Bruno Vespa sa come massimizzare i suoi cinque minuti, anche da ospite. Venerdì sera il decano della tv pubblica ha animato il nuovo show di Loretta Goggi su Rai Uno, Benedetta Primavera
I due si sono esibiti in una divertita conversazione sul politicamente corretto, con l’idea di fare a pezzi, con un sorriso autocompiaciuto sulle labbra, le battaglie di principio e di vocabolario della sinistra “woke” e benpensante. Partendo dagli anni 50 e dal divieto di usare parole come “prostituzione” e “case chiuse”, Vespa ha poi ironizzato sulla “blackface”, l’usanza di truccarsi la faccia di nero per interpretare personaggi di colore a teatro: da diversi anni è acquisita come una forma di razzismo, ma Brunone e Loretta non paiono farsene una ragione (“Si rischia di sfiorare il ridicolo”).
Poi Vespa torna alla carica con una invettiva già cara all’amato presidente del Consiglio, Giorgia Meloni: “Per me funziona il protocollo del Quirinale, tutti i ministri sono al maschile. Non è offensivo, è neutro! Ma guai, guaiiiii”.

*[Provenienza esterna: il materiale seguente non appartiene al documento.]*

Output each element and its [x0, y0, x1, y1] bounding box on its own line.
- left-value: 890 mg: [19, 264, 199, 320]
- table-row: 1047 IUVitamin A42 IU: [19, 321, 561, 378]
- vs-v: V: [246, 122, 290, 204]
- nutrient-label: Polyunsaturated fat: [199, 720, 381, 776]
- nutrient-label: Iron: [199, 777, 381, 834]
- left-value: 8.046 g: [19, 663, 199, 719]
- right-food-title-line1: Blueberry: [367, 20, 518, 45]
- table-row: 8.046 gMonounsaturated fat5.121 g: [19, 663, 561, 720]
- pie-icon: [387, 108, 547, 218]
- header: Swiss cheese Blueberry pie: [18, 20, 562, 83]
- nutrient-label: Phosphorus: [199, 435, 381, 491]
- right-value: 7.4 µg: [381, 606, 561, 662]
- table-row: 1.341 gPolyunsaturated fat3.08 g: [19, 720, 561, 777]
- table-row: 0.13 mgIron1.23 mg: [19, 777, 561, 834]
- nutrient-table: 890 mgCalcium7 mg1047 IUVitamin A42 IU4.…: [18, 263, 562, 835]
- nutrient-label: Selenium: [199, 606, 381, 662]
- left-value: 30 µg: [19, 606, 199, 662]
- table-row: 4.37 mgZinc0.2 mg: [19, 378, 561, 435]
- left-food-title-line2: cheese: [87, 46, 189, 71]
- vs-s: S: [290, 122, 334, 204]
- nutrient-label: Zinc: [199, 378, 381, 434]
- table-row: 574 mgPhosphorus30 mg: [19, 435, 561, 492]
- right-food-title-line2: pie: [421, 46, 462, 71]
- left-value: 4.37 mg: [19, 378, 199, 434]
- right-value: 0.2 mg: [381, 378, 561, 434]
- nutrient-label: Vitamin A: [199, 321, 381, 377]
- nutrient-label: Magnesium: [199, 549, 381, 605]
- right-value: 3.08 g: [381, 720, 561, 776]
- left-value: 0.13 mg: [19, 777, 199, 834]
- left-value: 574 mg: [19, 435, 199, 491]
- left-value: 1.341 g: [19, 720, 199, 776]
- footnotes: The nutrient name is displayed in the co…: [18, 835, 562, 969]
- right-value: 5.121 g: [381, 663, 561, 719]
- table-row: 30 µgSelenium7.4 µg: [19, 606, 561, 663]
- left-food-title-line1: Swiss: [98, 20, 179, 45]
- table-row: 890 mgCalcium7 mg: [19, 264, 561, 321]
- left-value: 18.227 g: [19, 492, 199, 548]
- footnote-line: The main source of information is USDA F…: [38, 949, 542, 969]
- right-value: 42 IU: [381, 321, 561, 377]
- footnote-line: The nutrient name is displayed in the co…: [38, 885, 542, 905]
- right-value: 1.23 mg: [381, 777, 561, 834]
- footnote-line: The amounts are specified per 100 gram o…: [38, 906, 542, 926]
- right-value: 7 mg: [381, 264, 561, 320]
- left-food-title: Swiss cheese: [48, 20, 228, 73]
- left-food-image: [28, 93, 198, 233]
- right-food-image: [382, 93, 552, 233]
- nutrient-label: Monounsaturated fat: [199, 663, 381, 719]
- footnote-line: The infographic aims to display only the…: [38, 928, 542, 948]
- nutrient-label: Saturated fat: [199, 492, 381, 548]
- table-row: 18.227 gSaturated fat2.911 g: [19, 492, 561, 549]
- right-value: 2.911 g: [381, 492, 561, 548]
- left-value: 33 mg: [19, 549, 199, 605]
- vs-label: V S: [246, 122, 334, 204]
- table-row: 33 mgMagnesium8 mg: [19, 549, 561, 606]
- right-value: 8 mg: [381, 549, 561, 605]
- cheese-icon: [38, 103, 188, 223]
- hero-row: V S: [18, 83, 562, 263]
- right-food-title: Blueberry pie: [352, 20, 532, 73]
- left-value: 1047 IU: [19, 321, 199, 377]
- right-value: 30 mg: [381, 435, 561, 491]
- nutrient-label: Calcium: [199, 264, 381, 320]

Il siparietto Vespa-Goggi introduce un momento di alta televisione in cui la presentatrice reinterpreta un brano teatrale della “Freccia Nera” ridicolizzando ancora i canoni del politicamente corretto (i “servi” diventano “colf”, la freccia diventa “molto scura”). Insomma, il livello della provocazione è labilmente politico e piuttosto scadente. Tuttavia i cinque minuti di Vespa da Goggi hanno scatenato la Commissione pari opportunità di Usigrai, il sindacato dei giornalisti di Viale Mazzini. “Spiace assistere, in prima serata, a semplificazioni non degne del servizio pubblico – si legge nella loro nota –.
Spiace vedere come due personalità che hanno segnato la storia della televisione di questo Paese siano proiettate verso il passato e trovino difficile accogliere nuove sensibilità e richieste”. Usigrai sente inoltre il bisogno di ricordare a Vespa che nella lingua italiana il genere neutro non esiste e “indicare una donna come ‘ministra’ vuol dire solo applicare le regole della grammatica”.
Forse i sorrisini sarcastici del “decano” non meritavano tanta attenzione, o forse sì. Certo, chiedere a lui di proiettarsi nel futuro – e al suo linguaggio giornalistico immobile, impassibile, vecchissimo, proprio come quello di Rai Uno – è poco “woke” e un po’ naif.